ARTIGO, UNIVERSIDADE NOVA DE LISBOA

  • Pedro Pedroso. 2018. Património insólito e sem representação. In Patrimonialização e Sustentabilidade do Património: Reflexão e Prospectiva [Documento electrónico], Instituto de História Contemporânea, Universidade NOVAde Lisboa, G. Filipe, J. Vale & I. Castaño (coords.), pp. 620-626, Lisboa.

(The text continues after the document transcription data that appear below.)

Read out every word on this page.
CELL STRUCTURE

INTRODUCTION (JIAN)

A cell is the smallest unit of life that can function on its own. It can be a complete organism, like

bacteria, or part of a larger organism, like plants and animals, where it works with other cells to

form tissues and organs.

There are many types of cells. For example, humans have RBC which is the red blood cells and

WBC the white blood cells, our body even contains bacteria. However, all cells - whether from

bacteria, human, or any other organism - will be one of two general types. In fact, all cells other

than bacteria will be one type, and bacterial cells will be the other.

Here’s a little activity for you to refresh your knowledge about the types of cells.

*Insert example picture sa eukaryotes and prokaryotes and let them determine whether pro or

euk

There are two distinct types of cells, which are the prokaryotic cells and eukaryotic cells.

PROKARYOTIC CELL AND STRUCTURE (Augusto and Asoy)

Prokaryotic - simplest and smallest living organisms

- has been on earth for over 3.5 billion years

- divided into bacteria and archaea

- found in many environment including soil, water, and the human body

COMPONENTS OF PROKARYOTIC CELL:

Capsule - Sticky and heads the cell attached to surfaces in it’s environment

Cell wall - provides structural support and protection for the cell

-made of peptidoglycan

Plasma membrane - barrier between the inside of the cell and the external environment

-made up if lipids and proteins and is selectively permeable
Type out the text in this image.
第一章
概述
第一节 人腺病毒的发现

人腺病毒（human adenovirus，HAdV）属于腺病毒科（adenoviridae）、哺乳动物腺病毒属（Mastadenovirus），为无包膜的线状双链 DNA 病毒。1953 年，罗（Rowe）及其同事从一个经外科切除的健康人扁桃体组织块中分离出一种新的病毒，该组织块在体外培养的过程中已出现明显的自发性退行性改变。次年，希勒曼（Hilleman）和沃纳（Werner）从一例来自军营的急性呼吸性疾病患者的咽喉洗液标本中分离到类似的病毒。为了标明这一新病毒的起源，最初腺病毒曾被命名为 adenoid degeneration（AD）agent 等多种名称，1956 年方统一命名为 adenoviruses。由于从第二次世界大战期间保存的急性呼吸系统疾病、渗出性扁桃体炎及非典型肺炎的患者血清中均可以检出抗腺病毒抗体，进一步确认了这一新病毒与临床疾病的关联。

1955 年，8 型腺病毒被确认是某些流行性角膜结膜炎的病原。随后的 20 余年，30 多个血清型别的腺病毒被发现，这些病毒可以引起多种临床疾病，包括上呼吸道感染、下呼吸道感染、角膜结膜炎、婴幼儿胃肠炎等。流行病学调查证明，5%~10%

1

    ISBN: 978-989-98388-4-0
    Patrimonialização e Sustentabilidade do Património

Resumo
As conclusões da investigação realizada pelo autor revelada pelo caso de estudo que foi a exaltação da herança árabe em Mértola, cujo início remonta aos anos 70, no século passado, vêm acentuar a ideia do contributo favorável da valorização do património cultural como suporte da diferenciação, da atractividade e da autenticidade de um determinado lugar ou região. Todavia, importa ter presente que essa contribuição acresce se for devidamente enquadrada numa estratégia de consolidação e valorização da imagem do próprio lugar, sob pena do efeito ser apenas temporário. Por outras palavras, valoriza-se o património cultural para valorizar a região, ou vice-versa, se se quiser valorizar a região, valoriza-se o seu património, quiçá aquilo que a distingue de outros lugares ou regiões. Esta dicotomia omnipresente no contexto da preservação da herança cultural vem, porventura, acentuar a ocorrência de fenómenos difíceis de explicar e de compreender na sua plenitude, dadas as suas incongruências profundas, que decorrem da coexistência de três factores críticos, incontornáveis, aparentemente distantes, mas também interpenetrantes, na promoção da valorização sustentável e equilibrada do património cultural, sobre os quais, o autor pensa, a saber: (i) a patrimonialização do insólito, que se cristaliza numa certa lógica acrítica e unidirecional para proveito individual, em detrimento do interesse colectivo;
(ii) o património cultural como sustentáculo de um poder formal e factual carente de aceitação e representação, dada a fragilidade da sua própria legitimidade; (iii) a interferência da globalização na explicação da identidade cultural pela herança recebida.